LD « Je ne dirais pas que c’était une vocation depuis tout jeune. Sans savoir ce que je voulais faire, j’ai fait un bac scientifique (l’équivalent d’un diplôme d’études collégiales) car cela m’offrait beaucoup de possibilités. Pendant mes études, j’ai pu occuper plusieurs emplois étudiants et cela m’a aidé à savoir ce que je ne voulais pas faire et à profiler davantage mon avenir. Étant créatif mais aussi manuel, l’architecture m’a paru comme un choix pertinent. Combinant théorie et pratique, je me suis lancé un peu à l’aveugle. C’est réellement pendant ma troisième année d’études que j’ai compris que c’était un métier pour moi, alors j’ai continué. En réalité, plus j’avançais dans cette voie, plus cela me plaisait. »
Q. Comment êtes-vous devenu l’architecte que vous êtes aujourd’hui?
LD « Tous les étés le temps de mes études en France, j’ai eu l’opportunité de faire des stages dans différents bureaux d’architecture. J’ai pu approfondir mes connaissances pratiques et travailler sur la conception de logements sociaux notamment. Une fois mon stage de fin d’études à Madrid terminé, j’ai réalisé que je pouvais aller pratiquer partout et que le métier venait avec une multitude de possibilités. Après un passage par la Californie, je suis arrivé en 2011 au Québec. Mon premier mandat a été celui d’un grand hôpital. Volontairement, j’ai pris un poste d’architecte surveillant de chantier pendant la phase d’exécution pour apprendre beaucoup sur cette phase de projet ! J’avais très peu fait cela auparavant et après trois ans à ce poste, on peut dire que j’y ai vite pris goût. Aujourd’hui, j’ai la chance d’être outillé pour faire de la conception et de la surveillance de chantier, mais je fais davantage de l’exécution, c’est ce que je préfère. »

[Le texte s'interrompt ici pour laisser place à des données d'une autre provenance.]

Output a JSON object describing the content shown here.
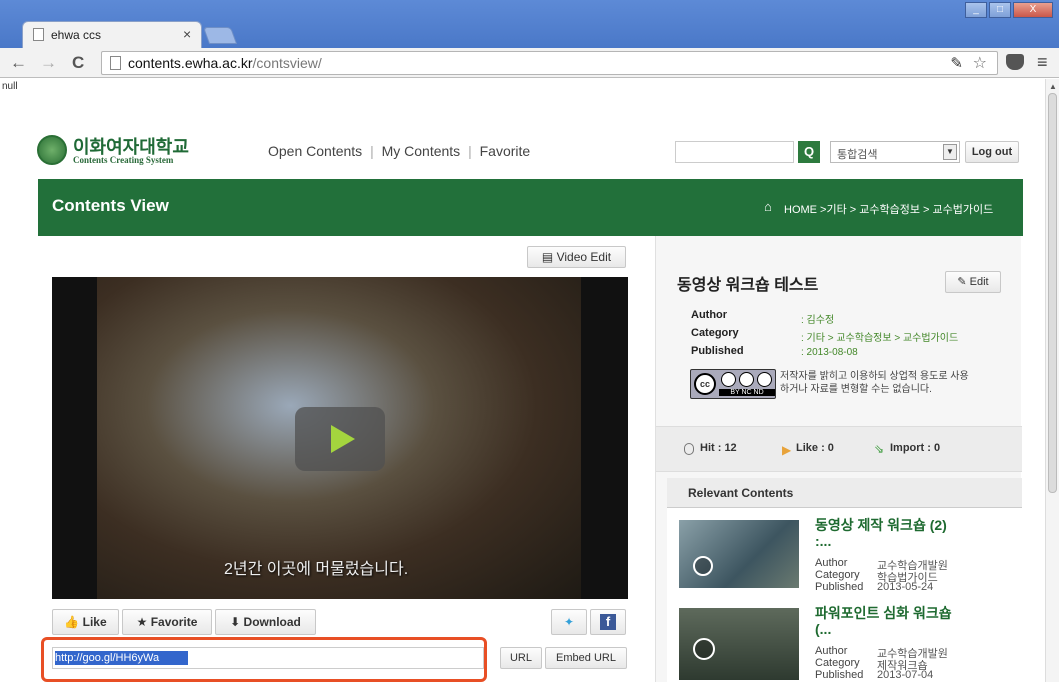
{
  "browser": {
    "tab_title": "ehwa ccs",
    "tab_close": "×",
    "url_host": "contents.ewha.ac.kr",
    "url_path": "/contsview/",
    "nav_back": "←",
    "nav_forward": "→",
    "nav_reload": "C",
    "win_min": "_",
    "win_max": "□",
    "win_close": "X",
    "menu": "≡"
  },
  "page": {
    "null_text": "null",
    "logo_title": "이화여자대학교",
    "logo_sub": "Contents Creating System",
    "nav": [
      {
        "label": "Open Contents"
      },
      {
        "label": "My Contents"
      },
      {
        "label": "Favorite"
      }
    ],
    "search_scope": "통합검색",
    "logout": "Log out",
    "header_title": "Contents View",
    "breadcrumb": "HOME >기타 > 교수학습정보 > 교수법가이드",
    "video_edit": "Video Edit",
    "video_subtitle": "2년간 이곳에 머물렀습니다.",
    "actions": {
      "like": "Like",
      "favorite": "Favorite",
      "download": "Download"
    },
    "share_url": "http://goo.gl/HH6yWa",
    "url_btn": "URL",
    "embed_btn": "Embed URL"
  },
  "content": {
    "title": "동영상 워크숍 테스트",
    "edit": "Edit",
    "author_label": "Author",
    "author": ": 김수정",
    "category_label": "Category",
    "category": ": 기타 > 교수학습정보 > 교수법가이드",
    "published_label": "Published",
    "published": ": 2013-08-08",
    "cc_badge": "BY NC ND",
    "license_line1": "저작자를 밝히고 이용하되 상업적 용도로 사용",
    "license_line2": "하거나 자료를 변형할 수는 없습니다.",
    "hit": "Hit : 12",
    "like": "Like : 0",
    "import": "Import : 0"
  },
  "relevant": {
    "heading": "Relevant Contents",
    "items": [
      {
        "title1": "동영상 제작 워크숍 (2)",
        "title2": ":...",
        "author": "교수학습개발원",
        "category": "학습법가이드",
        "published": "2013-05-24"
      },
      {
        "title1": "파워포인트 심화 워크숍",
        "title2": "(...",
        "author": "교수학습개발원",
        "category": "제작워크숍",
        "published": "2013-07-04"
      }
    ],
    "author_label": "Author",
    "category_label": "Category",
    "published_label": "Published"
  }
}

Q. Pouvez-vous partager un apprentissage important pour les futurs architectes?
LD « C’est une bonne question. Avec mon expérience de chantier, j’ai pu comprendre comment les dessins sont véhiculés jusqu’aux mains des entrepreneurs et des professionnels sur le site de construction. Je me suis rendu compte d’un grand écart entre les deux au début, surtout pour tout ce qui touche aux détails d’architecture. Ainsi, ce que j’ai appris, c’est de concevoir un détail réaliste et qui fonctionne. À mon sens, un projet doit être développé pensant dès le départ à l’assemblage et la réalisation sur le chantier . »
Q. Quelles sont les qualités pour être un bon architecte chargé de projet selon vous?
LD « Une excellente collaboration entre les équipes est primordiale. Il faut donner l’opportunité aux gens avec qui on travaille de prendre plaisir à ce qu’ils font et de performer. C’est un élément essentiel qui me tient beaucoup à cœur. Quelqu’un qui aime ce qu’il fait cherchera à le faire avec excellence. »
« Alors bien-sûr, il y a toujours des tâches plus redondantes comme partout - ajoute-il en riant. Mais il faut aussi déléguer à son équipe des tâches motivantes. J’aime confier non pas un aspect précis d’un projet, mais une partie de l’espace entier. J’ai beaucoup de joie à accompagner les équipes de cette façon. »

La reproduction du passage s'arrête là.